A chemical synthesis begins by selection of compounds that are known as reagents or reactants. Various reaction types can be applied to these to synthesize the product, or an intermediate product. This requires mixing the compounds in a reaction vessel such as a chemical reactor or a simple round-bottom flask. Many reactions require some form of work-up procedure before the final product is isolated . The amount of product in a chemical synthesis is the reaction yield. Typically, chemical yields are expressed as a weight in grams or as a percentage of the total theoretical quantity of product that could be produced. A side reaction is an unwanted chemical reaction taking place that diminishes the yield of the desired product.
The word synthesis in the present day meaning was first used by the chemist Adolph Wilhelm Hermann Kolbe.

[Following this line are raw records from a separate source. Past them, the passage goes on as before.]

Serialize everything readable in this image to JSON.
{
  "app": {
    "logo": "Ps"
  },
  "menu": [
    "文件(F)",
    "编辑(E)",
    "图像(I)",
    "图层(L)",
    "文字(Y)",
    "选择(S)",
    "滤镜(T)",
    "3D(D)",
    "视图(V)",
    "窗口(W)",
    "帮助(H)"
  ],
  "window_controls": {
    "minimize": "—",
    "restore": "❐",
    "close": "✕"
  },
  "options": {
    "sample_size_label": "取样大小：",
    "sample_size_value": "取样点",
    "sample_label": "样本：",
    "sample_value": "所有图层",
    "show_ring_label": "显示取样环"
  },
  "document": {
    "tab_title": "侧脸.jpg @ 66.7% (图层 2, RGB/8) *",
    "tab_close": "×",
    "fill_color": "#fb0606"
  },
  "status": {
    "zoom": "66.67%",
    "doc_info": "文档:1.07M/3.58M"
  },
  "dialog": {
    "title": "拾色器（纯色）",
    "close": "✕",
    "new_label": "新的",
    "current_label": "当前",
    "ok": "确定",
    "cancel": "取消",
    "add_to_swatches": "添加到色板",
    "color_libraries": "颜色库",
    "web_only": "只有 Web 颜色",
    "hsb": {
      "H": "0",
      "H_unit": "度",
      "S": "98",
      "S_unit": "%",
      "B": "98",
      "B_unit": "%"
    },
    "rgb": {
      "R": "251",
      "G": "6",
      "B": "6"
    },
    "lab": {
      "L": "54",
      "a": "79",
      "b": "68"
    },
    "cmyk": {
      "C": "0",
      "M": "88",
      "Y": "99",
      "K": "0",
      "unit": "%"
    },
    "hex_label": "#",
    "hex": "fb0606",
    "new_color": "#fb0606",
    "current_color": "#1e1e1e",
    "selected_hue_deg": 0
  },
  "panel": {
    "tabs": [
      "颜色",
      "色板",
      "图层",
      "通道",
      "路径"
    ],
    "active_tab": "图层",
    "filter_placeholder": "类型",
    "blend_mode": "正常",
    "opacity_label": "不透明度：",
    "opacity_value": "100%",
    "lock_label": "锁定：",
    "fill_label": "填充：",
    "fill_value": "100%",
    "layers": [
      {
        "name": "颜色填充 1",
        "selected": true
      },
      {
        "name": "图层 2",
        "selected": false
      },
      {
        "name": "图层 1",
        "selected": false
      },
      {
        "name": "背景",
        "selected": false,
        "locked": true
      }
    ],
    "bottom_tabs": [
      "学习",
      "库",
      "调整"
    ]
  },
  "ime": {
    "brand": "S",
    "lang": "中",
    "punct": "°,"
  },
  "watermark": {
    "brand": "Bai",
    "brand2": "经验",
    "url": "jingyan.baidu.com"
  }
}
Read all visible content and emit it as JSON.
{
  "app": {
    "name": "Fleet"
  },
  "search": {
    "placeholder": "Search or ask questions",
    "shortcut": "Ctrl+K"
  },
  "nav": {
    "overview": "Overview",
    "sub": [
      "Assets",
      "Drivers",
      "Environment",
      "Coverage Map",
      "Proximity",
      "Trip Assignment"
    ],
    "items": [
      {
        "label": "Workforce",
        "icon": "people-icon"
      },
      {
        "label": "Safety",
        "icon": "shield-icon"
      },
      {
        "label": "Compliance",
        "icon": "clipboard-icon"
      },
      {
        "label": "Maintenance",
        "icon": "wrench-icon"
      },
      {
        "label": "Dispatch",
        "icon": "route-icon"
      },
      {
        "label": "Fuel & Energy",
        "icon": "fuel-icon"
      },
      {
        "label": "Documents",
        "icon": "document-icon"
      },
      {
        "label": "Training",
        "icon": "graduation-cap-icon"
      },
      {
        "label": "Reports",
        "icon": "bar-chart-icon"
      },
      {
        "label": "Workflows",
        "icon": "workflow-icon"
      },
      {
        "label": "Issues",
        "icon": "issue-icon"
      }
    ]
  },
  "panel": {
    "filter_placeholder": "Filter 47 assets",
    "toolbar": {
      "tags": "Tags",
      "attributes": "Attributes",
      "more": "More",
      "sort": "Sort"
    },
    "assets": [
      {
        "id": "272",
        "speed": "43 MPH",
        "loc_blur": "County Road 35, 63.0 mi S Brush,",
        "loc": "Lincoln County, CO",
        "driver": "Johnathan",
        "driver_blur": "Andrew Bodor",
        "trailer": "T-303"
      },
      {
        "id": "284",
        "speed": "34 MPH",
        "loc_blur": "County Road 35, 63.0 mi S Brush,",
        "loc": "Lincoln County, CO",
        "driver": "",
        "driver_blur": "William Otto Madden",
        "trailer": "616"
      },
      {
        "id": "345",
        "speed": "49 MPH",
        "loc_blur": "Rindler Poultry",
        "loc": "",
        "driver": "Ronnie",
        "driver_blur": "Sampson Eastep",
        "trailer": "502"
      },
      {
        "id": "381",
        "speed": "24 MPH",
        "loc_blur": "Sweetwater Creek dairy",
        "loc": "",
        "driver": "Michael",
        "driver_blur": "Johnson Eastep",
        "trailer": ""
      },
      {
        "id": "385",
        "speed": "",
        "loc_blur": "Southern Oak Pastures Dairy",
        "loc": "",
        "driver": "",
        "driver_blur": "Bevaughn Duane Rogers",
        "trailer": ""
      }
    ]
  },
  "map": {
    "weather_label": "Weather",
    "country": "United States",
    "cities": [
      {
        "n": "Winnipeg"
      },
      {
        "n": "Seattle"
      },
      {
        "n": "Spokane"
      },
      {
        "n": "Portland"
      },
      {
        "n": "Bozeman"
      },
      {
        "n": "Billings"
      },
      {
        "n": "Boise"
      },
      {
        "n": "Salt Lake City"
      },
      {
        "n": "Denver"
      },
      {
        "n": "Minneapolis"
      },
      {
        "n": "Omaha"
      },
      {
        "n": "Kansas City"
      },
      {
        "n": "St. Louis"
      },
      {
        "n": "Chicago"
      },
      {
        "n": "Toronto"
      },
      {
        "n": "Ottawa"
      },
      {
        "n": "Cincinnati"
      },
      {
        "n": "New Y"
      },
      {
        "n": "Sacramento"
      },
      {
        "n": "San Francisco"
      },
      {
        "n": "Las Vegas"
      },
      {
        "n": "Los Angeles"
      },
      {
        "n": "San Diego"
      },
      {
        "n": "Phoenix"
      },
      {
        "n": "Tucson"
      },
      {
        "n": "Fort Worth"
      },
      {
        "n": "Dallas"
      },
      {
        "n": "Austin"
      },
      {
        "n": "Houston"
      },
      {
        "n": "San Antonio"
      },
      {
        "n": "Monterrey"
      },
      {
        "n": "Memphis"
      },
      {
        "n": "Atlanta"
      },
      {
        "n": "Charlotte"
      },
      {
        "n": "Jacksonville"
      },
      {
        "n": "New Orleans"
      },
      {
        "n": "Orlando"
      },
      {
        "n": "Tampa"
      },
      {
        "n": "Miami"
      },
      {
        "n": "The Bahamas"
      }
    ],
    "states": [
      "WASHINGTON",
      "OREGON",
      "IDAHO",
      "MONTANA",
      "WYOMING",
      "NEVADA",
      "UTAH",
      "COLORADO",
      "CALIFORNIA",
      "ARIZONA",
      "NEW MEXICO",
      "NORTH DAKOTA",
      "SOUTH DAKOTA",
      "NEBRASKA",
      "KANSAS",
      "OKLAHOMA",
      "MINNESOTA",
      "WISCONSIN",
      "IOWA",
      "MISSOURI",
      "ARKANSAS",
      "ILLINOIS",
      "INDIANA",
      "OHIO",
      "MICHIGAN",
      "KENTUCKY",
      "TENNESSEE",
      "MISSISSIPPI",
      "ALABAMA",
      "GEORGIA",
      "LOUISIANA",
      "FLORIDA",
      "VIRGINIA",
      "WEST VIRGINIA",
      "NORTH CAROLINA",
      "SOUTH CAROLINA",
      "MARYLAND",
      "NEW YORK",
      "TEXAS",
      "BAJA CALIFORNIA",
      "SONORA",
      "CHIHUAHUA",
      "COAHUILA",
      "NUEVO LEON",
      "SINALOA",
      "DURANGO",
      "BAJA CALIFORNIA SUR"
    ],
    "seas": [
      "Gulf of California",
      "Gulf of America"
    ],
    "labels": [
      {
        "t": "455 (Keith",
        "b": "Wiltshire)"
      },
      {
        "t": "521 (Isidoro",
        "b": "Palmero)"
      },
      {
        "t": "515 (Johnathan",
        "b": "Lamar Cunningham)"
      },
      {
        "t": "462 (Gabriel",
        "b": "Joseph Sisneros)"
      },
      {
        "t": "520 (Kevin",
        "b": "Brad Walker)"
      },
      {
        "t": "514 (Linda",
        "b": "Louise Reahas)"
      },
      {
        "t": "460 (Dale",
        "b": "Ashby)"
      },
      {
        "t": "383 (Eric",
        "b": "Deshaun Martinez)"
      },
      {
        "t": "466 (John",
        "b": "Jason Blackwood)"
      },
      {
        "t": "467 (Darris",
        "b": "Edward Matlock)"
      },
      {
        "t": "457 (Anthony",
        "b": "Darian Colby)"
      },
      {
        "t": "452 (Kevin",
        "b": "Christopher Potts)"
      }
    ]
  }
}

Organic synthesis is a special branch of chemical synthesis dealing with the synthesis of organic compounds. In the total synthesis of a complex product it may take multiple steps to synthesize the product of interest, and inordinate amounts of time. Skill in organic synthesis is prized among chemists and the synthesis of exceptionally valuable or difficult compounds has won chemists such as Robert Burns Woodward the Nobel Prize for Chemistry. If a chemical synthesis starts from basic laboratory compounds and yields something new, it is a purely synthetic process. If it starts from a product isolated from plants or animals and then proceeds to a new compounds, the synthesis is described as a semisynthetic process.